No primeiro caso, é manifesta a responsabilidade absoluta do jornalista. Demagogia é algo de que o leitor não precisa. Ao contrário, revelar a verdade de forma transparente e sem reservas, dar aos factos o nome adequado, atribuir aos acontecimentos um relevo de justa medida, ignorar interesses comprometedores constituem pilares da própria informação. Por outro lado, acomodação é preguiça, e preguiça e jornalismo são incompatíveis. Jornalismo é acção, é trabalho, é disponibilidade de 24 horas por dia.
A pressão do capital pode ser forte, sem dúvida. Mas não é menos verdade que, muitas vezes, se invoca a pressão do capital para camuflar preferências por determinada linha editorial, iludir a falta de competências e justificar a demagogia e a acomodação acima referidas.

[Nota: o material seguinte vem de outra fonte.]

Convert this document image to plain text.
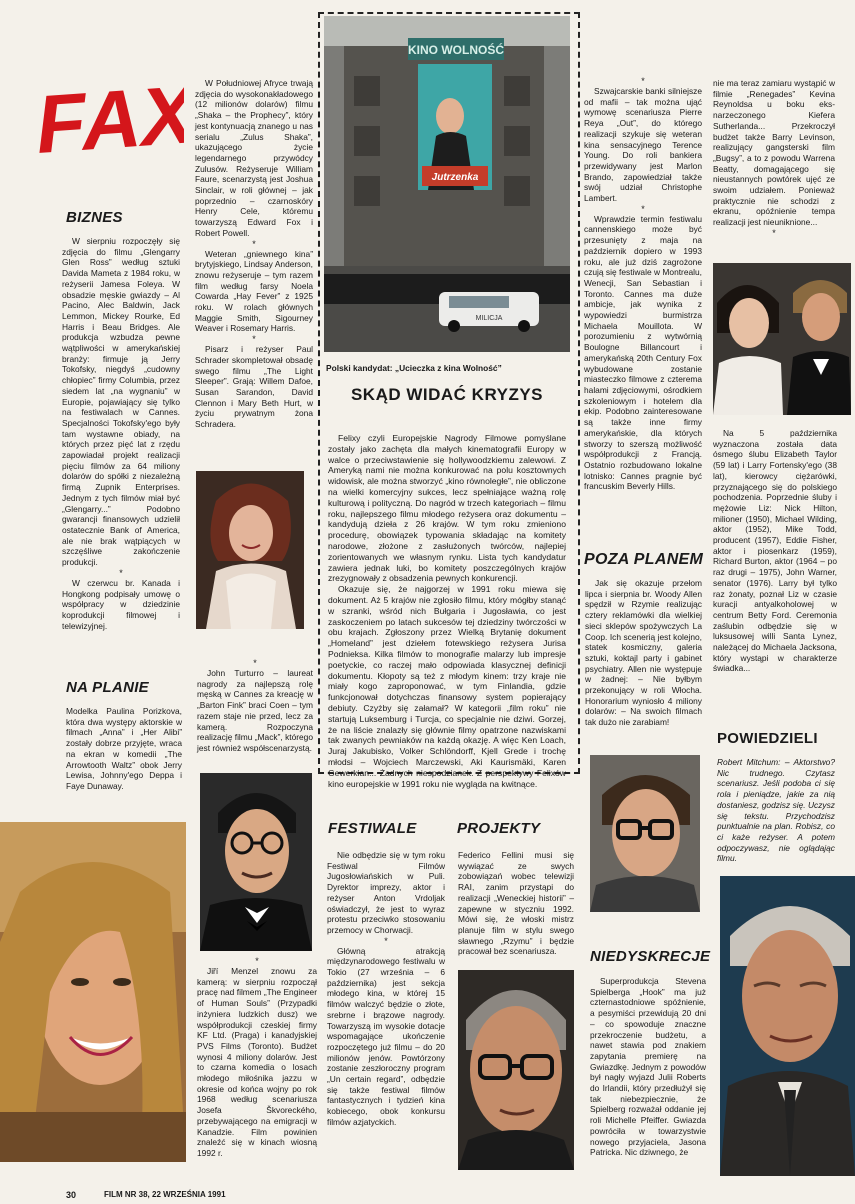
FAX
BIZNES

W sierpniu rozpoczęły się zdjęcia do filmu „Glengarry Glen Ross” według sztuki Davida Mameta z 1984 roku, w reżyserii Jamesa Foleya. W obsadzie męskie gwiazdy – Al Pacino, Alec Baldwin, Jack Lemmon, Mickey Rourke, Ed Harris i Beau Bridges. Ale produkcja wzbudza pewne wątpliwości w amerykańskiej branży: firmuje ją Jerry Tokofsky, niegdyś „cudowny chłopiec” firmy Columbia, przez siedem lat „na wygnaniu” w Europie, pojawiający się tylko na festiwalach w Cannes. Specjalności Tokofsky'ego były tam wystawne obiady, na których przez pięć lat z rzędu zapowiadał projekt realizacji pięciu filmów za 64 miliony dolarów do spółki z niezależną firmą Zupnik Enterprises. Jednym z tych filmów miał być „Glengarry...” Podobno gwarancji finansowych udzielił ostatecznie Bank of America, ale nie brak wątpiących w szczęśliwe zakończenie produkcji.

*

W czerwcu br. Kanada i Hongkong podpisały umowę o współpracy w dziedzinie koprodukcji filmowej i telewizyjnej.

NA PLANIE

Modelka Paulina Porizkova, która dwa występy aktorskie w filmach „Anna” i „Her Alibi” zostały dobrze przyjęte, wraca na ekran w komedii „The Arrowtooth Waltz” obok Jerry Lewisa, Johnny'ego Deppa i Faye Dunaway.

W Południowej Afryce trwają zdjęcia do wysokonakładowego (12 milionów dolarów) filmu „Shaka – the Prophecy”, który jest kontynuacją znanego u nas serialu „Zulus Shaka”, ukazującego życie legendarnego przywódcy Zulusów. Reżyseruje William Faure, scenarzystą jest Joshua Sinclair, w roli głównej – jak poprzednio – czarnoskóry Henry Cele, któremu towarzyszą Edward Fox i Robert Powell.

*

Weteran „gniewnego kina” brytyjskiego, Lindsay Anderson, znowu reżyseruje – tym razem film według farsy Noela Cowarda „Hay Fever” z 1925 roku. W rolach głównych Maggie Smith, Sigourney Weaver i Rosemary Harris.

*

Pisarz i reżyser Paul Schrader skompletował obsadę swego filmu „The Light Sleeper”. Grają: Willem Dafoe, Susan Sarandon, David Clennon i Mary Beth Hurt, w życiu prywatnym żona Schradera.

*

John Turturro – laureat nagrody za najlepszą rolę męską w Cannes za kreację w „Barton Fink” braci Coen – tym razem staje nie przed, lecz za kamerą. Rozpoczyna realizację filmu „Mack”, którego jest również współscenarzystą.

*

Jiří Menzel znowu za kamerą: w sierpniu rozpoczął pracę nad filmem „The Engineer of Human Souls” (Przypadki inżyniera ludzkich dusz) we współprodukcji czeskiej firmy KF Ltd. (Praga) i kanadyjskiej PVS Films (Toronto). Budżet wynosi 4 miliony dolarów. Jest to czarna komedia o losach młodego miłośnika jazzu w okresie od końca wojny po rok 1968 według scenariusza Josefa Škvoreckého, przebywającego na emigracji w Kanadzie. Film powinien znaleźć się w kinach wiosną 1992 r.

KINO WOLNOŚĆ
Jutrzenka
MILICJA
Polski kandydat: „Ucieczka z kina Wolność”
SKĄD WIDAĆ KRYZYS

Felixy czyli Europejskie Nagrody Filmowe pomyślane zostały jako zachęta dla małych kinematografii Europy w walce o przeciwstawienie się hollywoodzkiemu zalewowi. Z Ameryką nami nie można konkurować na polu kosztownych widowisk, ale można stworzyć „kino równoległe”, nie obliczone na wielki komercyjny sukces, lecz spełniające ważną rolę kulturową i polityczną. Do nagród w trzech kategoriach – filmu roku, najlepszego filmu młodego reżysera oraz dokumentu – kandydują dzieła z 26 krajów. W tym roku zmieniono procedurę, obowiązek typowania składając na komitety narodowe, złożone z zasłużonych twórców, najlepiej zorientowanych we własnym rynku. Lista tych kandydatur zawiera jednak luki, bo komitety poszczególnych krajów zrezygnowały z obsadzenia pewnych konkurencji.

Okazuje się, że najgorzej w 1991 roku miewa się dokument. Aż 5 krajów nie zgłosiło filmu, który mógłby stanąć w szranki, wśród nich Bułgaria i Jugosławia, co jest zaskoczeniem po latach sukcesów tej dziedziny twórczości w obu krajach. Zgłoszony przez Wielką Brytanię dokument „Homeland” jest dziełem fotewskiego reżysera Jurisa Podnieksa. Kilka filmów to monografie malarzy lub impresje poetyckie, co raczej mało odpowiada klasycznej definicji dokumentu. Kłopoty są też z młodym kinem: trzy kraje nie miały kogo zaproponować, w tym Finlandia, gdzie funkcjonował dotychczas finansowy system popierający debiuty. Czyżby się załamał? W kategorii „film roku” nie startują Luksemburg i Turcja, co specjalnie nie dziwi. Gorzej, że na liście znalazły się głównie filmy opatrzone nazwiskami tak zwanych pewniaków na każdą okazję. A więc Ken Loach, Juraj Jakubisko, Volker Schlöndorff, Kjell Grede i trochę młodsi – Wojciech Marczewski, Aki Kaurismäki, Karen Gewerkian... Żadnych niespodzianek. Z perspektywy Felixów kino europejskie w 1991 roku nie wygląda na kwitnące.

FESTIWALE

Nie odbędzie się w tym roku Festiwal Filmów Jugosłowiańskich w Puli. Dyrektor imprezy, aktor i reżyser Anton Vrdoljak oświadczył, że jest to wyraz protestu przeciwko stosowaniu przemocy w Chorwacji.

*

Główną atrakcją międzynarodowego festiwalu w Tokio (27 września – 6 października) jest sekcja młodego kina, w której 15 filmów walczyć będzie o złote, srebrne i brązowe nagrody. Towarzyszą im wysokie dotacje wspomagające ukończenie rozpoczętego już filmu – do 20 milionów jenów. Powtórzony zostanie zeszłoroczny program „Un certain regard”, odbędzie się także festiwal filmów fantastycznych i tydzień kina kobiecego, obok konkursu filmów azjatyckich.

PROJEKTY

Federico Fellini musi się wywiązać ze swych zobowiązań wobec telewizji RAI, zanim przystąpi do realizacji „Weneckiej historii” – zapewne w styczniu 1992. Mówi się, że włoski mistrz planuje film w stylu swego sławnego „Rzymu” i będzie pracował bez scenariusza.

*

Szwajcarskie banki silniejsze od mafii – tak można ująć wymowę scenariusza Pierre Reya „Out”, do którego realizacji szykuje się weteran kina sensacyjnego Terence Young. Do roli bankiera przewidywany jest Marlon Brando, zapowiedział także swój udział Christophe Lambert.

*

Wprawdzie termin festiwalu cannenskiego może być przesunięty z maja na październik dopiero w 1993 roku, ale już dziś zagrożone czują się festiwale w Montrealu, Wenecji, San Sebastian i Toronto. Cannes ma duże ambicje, jak wynika z wypowiedzi burmistrza Michaela Mouillota. W porozumieniu z wytwórnią Boulogne Billancourt i amerykańską 20th Century Fox wybudowane zostanie miasteczko filmowe z czterema halami zdjęciowymi, ośrodkiem szkoleniowym i hotelem dla ekip. Podobno zainteresowane są także inne firmy amerykańskie, dla których stworzy to szerszą możliwość współprodukcji z Francją. Ostatnio rozbudowano lokalne lotnisko: Cannes pragnie być francuskim Beverly Hills.

POZA PLANEM

Jak się okazuje przełom lipca i sierpnia br. Woody Allen spędził w Rzymie realizując cztery reklamówki dla wielkiej sieci sklepów spożywczych La Coop. Ich scenerią jest kolejno, statek kosmiczny, galeria sztuki, koktajl party i gabinet psychiatry. Allen nie występuje w żadnej: – Nie byłbym przekonujący w roli Włocha. Honorarium wyniosło 4 miliony dolarów: – Na swoich filmach tak dużo nie zarabiam!

NIEDYSKRECJE

Superprodukcja Stevena Spielberga „Hook” ma już czternastodniowe spóźnienie, a pesymiści przewidują 20 dni – co spowoduje znaczne przekroczenie budżetu, a nawet stawia pod znakiem zapytania premierę na Gwiazdkę. Jednym z powodów był nagły wyjazd Julii Roberts do Irlandii, który przedłużył się tak niebezpiecznie, że Spielberg rozważał oddanie jej roli Michelle Pfeiffer. Gwiazda powróciła w towarzystwie nowego przyjaciela, Jasona Patricka. Nic dziwnego, że

nie ma teraz zamiaru wystąpić w filmie „Renegades” Kevina Reynoldsa u boku eks-narzeczonego Kiefera Sutherlanda... Przekroczył budżet także Barry Levinson, realizujący gangsterski film „Bugsy”, a to z powodu Warrena Beatty, domagającego się nieustannych powtórek ujęć ze swoim udziałem. Ponieważ praktycznie nie schodzi z ekranu, opóźnienie tempa realizacji jest nieuniknione...

*

Na 5 października wyznaczona została data ósmego ślubu Elizabeth Taylor (59 lat) i Larry Fortensky'ego (38 lat), kierowcy ciężarówki, przyznającego się do polskiego pochodzenia. Poprzednie śluby i mężowie Liz: Nick Hilton, milioner (1950), Michael Wilding, aktor (1952), Mike Todd, producent (1957), Eddie Fisher, aktor i piosenkarz (1959), Richard Burton, aktor (1964 – po raz drugi – 1975), John Warner, senator (1976). Larry był tylko raz żonaty, poznał Liz w czasie kuracji antyalkoholowej w centrum Betty Ford. Ceremonia zaślubin odbędzie się w luksusowej willi Santa Lynez, należącej do Michaela Jacksona, który wystąpi w charakterze świadka...

POWIEDZIELI

Robert Mitchum: – Aktorstwo? Nic trudnego. Czytasz scenariusz. Jeśli podoba ci się rola i pieniądze, jakie za nią dostaniesz, godzisz się. Uczysz się tekstu. Przychodzisz punktualnie na plan. Robisz, co ci każe reżyser. A potem odpoczywasz, nie oglądając filmu.

30	FILM NR 38, 22 WRZEŚNIA 1991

Cabe aqui fazer uma reconhecida vénia àqueles jornais e revistas que, por esse mundo fora, com destaque para Portugal e Brasil, constituíram uma ponta de lança no combate pela liberdade de informar no tempo das ditaduras.
Se não foram muitos no cômputo geral, foram bastante em qualidade para merecerem o nosso reconhecimento e homenagem, e o nosso agradecimento, quer pela informação, quer pela coragem, quer pelo exemplo de verticalidade.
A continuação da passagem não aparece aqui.